Initial Management of Paralytic Ileus
The initial management of paralytic ileus should focus on bowel rest, fluid resuscitation, electrolyte correction, nasogastric decompression, and avoidance of opioids, with isotonic intravenous fluids being the primary treatment until bowel function returns. 1
Immediate Interventions
Fluid and Electrolyte Management
- Administer isotonic IV fluids (lactated Ringer's or normal saline) based on degree of dehydration 1
- If patient has tachycardia and potential sepsis, give initial fluid bolus of 20 mL/kg 2
- Continue IV hydration until pulse, perfusion, and mental status normalize 1
- Monitor fluid balance with goal of adequate central venous pressure and urine output >0.5 mL/kg/h 2
- Consider central venous pressure monitoring and urinary catheter placement in severe cases 2
Bowel Decompression
- Insert nasogastric tube for suction to:
- Decompress the proximal bowel
- Prevent aspiration pneumonia
- Analyze gastric contents for diagnostic purposes 2
- Maintain bowel rest (NPO status) until bowel function returns 1
Monitoring and Assessment
Clinical Monitoring
- Monitor vital signs every 4 hours
- Perform daily abdominal examinations to assess:
- Return of bowel sounds
- Reduction in abdominal distention
- Passage of flatus or stool 1
- Check for signs of peritonitis which may indicate perforation or ischemia 1
- Monitor for intra-abdominal hypertension, a potential complication found in up to 20% of critically ill patients 1
Laboratory Assessment
- Complete blood count
- Renal function tests and electrolytes (to identify and correct imbalances)
- Liver function tests
- Serum bicarbonate, arterial blood pH, and lactic acid level (to assess for intestinal ischemia)

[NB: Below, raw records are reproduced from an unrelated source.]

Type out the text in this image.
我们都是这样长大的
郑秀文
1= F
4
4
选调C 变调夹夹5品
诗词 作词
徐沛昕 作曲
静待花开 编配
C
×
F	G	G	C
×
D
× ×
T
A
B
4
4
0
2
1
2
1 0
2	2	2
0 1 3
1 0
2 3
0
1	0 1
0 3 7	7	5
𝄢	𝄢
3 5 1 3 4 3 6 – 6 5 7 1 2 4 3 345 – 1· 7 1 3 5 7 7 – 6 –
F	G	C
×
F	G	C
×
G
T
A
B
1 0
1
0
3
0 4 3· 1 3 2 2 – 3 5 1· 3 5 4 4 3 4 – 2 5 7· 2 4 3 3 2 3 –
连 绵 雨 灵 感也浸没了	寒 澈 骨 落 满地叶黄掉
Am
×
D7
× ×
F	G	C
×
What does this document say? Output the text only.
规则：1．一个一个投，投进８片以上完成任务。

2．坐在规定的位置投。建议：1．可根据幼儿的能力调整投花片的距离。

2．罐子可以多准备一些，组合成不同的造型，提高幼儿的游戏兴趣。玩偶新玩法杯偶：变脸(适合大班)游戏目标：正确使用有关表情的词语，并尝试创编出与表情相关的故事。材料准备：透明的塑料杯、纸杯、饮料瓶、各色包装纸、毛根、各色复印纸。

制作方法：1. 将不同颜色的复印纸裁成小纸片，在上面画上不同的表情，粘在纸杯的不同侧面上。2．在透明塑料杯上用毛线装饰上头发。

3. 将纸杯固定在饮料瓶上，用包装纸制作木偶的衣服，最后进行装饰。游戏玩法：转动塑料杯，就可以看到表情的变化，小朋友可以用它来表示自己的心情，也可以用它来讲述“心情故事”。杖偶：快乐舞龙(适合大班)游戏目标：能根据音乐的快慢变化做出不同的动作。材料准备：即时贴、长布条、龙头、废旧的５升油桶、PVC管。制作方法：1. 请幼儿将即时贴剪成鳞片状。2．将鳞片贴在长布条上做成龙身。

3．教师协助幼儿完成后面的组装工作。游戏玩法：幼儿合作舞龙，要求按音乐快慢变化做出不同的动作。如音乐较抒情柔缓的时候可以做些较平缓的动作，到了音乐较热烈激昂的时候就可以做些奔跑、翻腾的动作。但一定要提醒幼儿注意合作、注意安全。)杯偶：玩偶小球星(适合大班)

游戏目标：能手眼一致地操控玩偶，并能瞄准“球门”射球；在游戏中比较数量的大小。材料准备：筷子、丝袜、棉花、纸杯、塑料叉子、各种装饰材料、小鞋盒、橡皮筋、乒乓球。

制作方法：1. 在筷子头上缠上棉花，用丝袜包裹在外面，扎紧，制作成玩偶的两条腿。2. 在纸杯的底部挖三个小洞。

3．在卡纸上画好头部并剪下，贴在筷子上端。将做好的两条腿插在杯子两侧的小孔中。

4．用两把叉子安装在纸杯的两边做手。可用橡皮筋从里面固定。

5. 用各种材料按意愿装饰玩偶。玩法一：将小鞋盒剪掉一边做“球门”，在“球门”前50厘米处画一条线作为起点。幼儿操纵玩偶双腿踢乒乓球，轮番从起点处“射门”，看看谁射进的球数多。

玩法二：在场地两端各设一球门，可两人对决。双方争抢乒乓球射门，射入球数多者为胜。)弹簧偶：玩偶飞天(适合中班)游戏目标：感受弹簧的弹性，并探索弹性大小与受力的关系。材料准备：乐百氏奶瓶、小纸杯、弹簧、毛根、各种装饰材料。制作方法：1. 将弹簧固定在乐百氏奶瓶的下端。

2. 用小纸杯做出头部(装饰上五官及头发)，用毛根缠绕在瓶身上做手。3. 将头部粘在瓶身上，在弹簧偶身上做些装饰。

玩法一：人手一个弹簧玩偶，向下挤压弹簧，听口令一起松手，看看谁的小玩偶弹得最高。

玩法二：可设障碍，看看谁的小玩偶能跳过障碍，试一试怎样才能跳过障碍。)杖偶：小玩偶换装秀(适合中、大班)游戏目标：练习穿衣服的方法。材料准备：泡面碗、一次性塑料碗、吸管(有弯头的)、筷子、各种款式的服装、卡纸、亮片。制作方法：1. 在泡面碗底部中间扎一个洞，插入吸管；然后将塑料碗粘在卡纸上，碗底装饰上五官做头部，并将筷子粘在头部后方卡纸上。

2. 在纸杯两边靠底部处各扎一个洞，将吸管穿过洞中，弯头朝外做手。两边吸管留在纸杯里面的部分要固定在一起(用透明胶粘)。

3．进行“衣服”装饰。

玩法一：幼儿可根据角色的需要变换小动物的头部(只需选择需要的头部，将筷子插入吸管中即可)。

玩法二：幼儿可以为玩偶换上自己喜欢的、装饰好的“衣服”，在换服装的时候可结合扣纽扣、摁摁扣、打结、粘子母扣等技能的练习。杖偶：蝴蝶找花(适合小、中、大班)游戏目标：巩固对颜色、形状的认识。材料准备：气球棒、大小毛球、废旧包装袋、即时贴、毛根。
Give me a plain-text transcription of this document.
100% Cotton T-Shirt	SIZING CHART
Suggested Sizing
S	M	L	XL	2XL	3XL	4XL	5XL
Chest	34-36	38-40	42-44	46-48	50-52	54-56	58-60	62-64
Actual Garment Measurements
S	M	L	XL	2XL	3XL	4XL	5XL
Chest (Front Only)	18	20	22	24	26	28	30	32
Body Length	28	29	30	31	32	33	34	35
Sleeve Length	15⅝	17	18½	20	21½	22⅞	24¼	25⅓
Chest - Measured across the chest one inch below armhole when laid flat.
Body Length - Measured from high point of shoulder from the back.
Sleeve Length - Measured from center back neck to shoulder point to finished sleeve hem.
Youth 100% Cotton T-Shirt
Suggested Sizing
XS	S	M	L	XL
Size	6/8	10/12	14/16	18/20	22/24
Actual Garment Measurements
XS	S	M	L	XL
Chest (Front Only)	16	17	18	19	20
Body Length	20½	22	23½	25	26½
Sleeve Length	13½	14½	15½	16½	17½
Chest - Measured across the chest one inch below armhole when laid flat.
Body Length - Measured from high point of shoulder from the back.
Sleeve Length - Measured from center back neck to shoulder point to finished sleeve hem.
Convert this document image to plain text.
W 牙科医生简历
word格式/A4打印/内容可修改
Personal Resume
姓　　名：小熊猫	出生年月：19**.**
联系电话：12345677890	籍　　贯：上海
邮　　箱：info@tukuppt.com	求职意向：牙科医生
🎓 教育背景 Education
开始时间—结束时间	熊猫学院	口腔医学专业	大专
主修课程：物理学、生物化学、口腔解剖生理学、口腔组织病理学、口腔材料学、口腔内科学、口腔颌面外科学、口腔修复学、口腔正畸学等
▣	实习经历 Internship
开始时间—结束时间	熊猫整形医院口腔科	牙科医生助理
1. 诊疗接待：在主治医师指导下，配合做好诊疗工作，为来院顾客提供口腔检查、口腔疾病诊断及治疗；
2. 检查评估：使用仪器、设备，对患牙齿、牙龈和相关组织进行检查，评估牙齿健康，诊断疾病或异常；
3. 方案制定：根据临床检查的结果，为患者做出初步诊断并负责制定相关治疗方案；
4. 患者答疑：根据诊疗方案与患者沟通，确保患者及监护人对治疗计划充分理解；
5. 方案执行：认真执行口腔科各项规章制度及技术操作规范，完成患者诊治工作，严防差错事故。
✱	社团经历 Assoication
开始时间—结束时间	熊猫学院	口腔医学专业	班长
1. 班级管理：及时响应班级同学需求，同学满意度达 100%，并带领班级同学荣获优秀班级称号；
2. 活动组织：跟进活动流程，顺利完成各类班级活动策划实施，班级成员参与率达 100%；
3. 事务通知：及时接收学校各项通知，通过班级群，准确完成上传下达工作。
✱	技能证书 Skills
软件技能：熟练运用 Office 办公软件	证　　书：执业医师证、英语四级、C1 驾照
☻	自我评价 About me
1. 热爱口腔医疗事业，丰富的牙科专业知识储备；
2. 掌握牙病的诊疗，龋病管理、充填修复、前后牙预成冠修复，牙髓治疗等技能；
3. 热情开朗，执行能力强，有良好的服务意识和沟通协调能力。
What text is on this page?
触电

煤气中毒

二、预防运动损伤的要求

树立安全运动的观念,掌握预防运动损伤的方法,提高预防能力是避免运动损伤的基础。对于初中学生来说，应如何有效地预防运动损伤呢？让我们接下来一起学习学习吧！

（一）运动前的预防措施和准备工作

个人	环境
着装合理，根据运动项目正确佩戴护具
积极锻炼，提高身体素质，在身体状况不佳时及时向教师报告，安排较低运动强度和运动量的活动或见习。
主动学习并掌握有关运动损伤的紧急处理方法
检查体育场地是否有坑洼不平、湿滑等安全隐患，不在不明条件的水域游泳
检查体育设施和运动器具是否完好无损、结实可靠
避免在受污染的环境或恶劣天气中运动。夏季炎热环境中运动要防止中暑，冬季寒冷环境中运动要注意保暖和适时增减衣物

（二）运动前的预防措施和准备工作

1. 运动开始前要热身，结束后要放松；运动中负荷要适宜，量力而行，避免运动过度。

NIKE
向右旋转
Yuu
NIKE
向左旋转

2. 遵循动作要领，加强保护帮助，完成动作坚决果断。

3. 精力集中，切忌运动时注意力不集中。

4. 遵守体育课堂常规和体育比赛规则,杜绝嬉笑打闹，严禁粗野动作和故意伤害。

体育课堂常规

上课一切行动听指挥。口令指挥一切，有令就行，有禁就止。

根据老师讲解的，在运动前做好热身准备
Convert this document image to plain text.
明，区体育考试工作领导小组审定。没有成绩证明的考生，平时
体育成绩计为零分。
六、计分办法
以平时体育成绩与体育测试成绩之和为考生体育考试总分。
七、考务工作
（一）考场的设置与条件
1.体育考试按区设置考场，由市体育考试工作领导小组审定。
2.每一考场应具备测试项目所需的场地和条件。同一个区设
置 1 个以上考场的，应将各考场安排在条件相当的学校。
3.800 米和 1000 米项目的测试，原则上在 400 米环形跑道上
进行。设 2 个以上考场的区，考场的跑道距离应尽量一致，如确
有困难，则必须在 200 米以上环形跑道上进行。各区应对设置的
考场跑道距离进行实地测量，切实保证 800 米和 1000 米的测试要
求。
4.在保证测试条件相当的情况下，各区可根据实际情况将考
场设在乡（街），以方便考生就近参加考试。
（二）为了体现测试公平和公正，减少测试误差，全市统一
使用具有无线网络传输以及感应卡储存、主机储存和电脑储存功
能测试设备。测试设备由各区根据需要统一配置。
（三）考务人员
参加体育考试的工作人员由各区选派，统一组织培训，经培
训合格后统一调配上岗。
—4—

- Coagulation profile (in case emergency surgery is needed) 2
Pharmacologic Management
Avoid Medications That Worsen Ileus
- Minimize or avoid opioids as they can worsen or prolong ileus 1
- If opioids are necessary for pain control, consider:
- Alvimopan (peripherally acting μ-opioid receptor antagonist) to prevent opioid-induced constipation 1
Prokinetic Agents
- Consider metoclopramide (10-20 mg PO QID) to stimulate upper GI motility 1
Pain Management Alternatives
- Thoracic epidural analgesia is optimal for pain control in ileus 1
- Use acetaminophen/paracetamol (1g IV every 6 hours) as an adjunct to decrease pain intensity 1
- Consider nefopam (20mg IV) as an opioid-sparing agent with no detrimental effects on intestinal motility 1
Additional Supportive Measures
Early Mobilization
- Implement early and regular mobilization to stimulate bowel function 1
Nutritional Support
- Consider enteral nutrition over parenteral nutrition when possible 1
- Remove nasogastric tubes and encourage early oral feeding as soon as the patient is lucid 1
Complications and Warning Signs
- Watch for signs of clinical deterioration requiring surgical intervention:
- Evidence of mechanical obstruction
- Suspected perforation
- Signs of peritonitis or sepsis 1
- Note that absence of peritonitis does not rule out bowel ischemia; check lactate levels 1
Special Considerations
- Paralytic ileus is a major clinical concern that may lead to severe patient morbidity, especially in orthopedic surgery and trauma patients 3
- If ileus is prolonged and untreated, it can result in death similar to acute mechanical obstruction 4
- Postoperative ileus is the single largest factor influencing length of hospital stay after bowel resection 4
By following this structured approach to the initial management of paralytic ileus, clinicians can effectively address this common but potentially serious condition while minimizing complications and promoting patient recovery.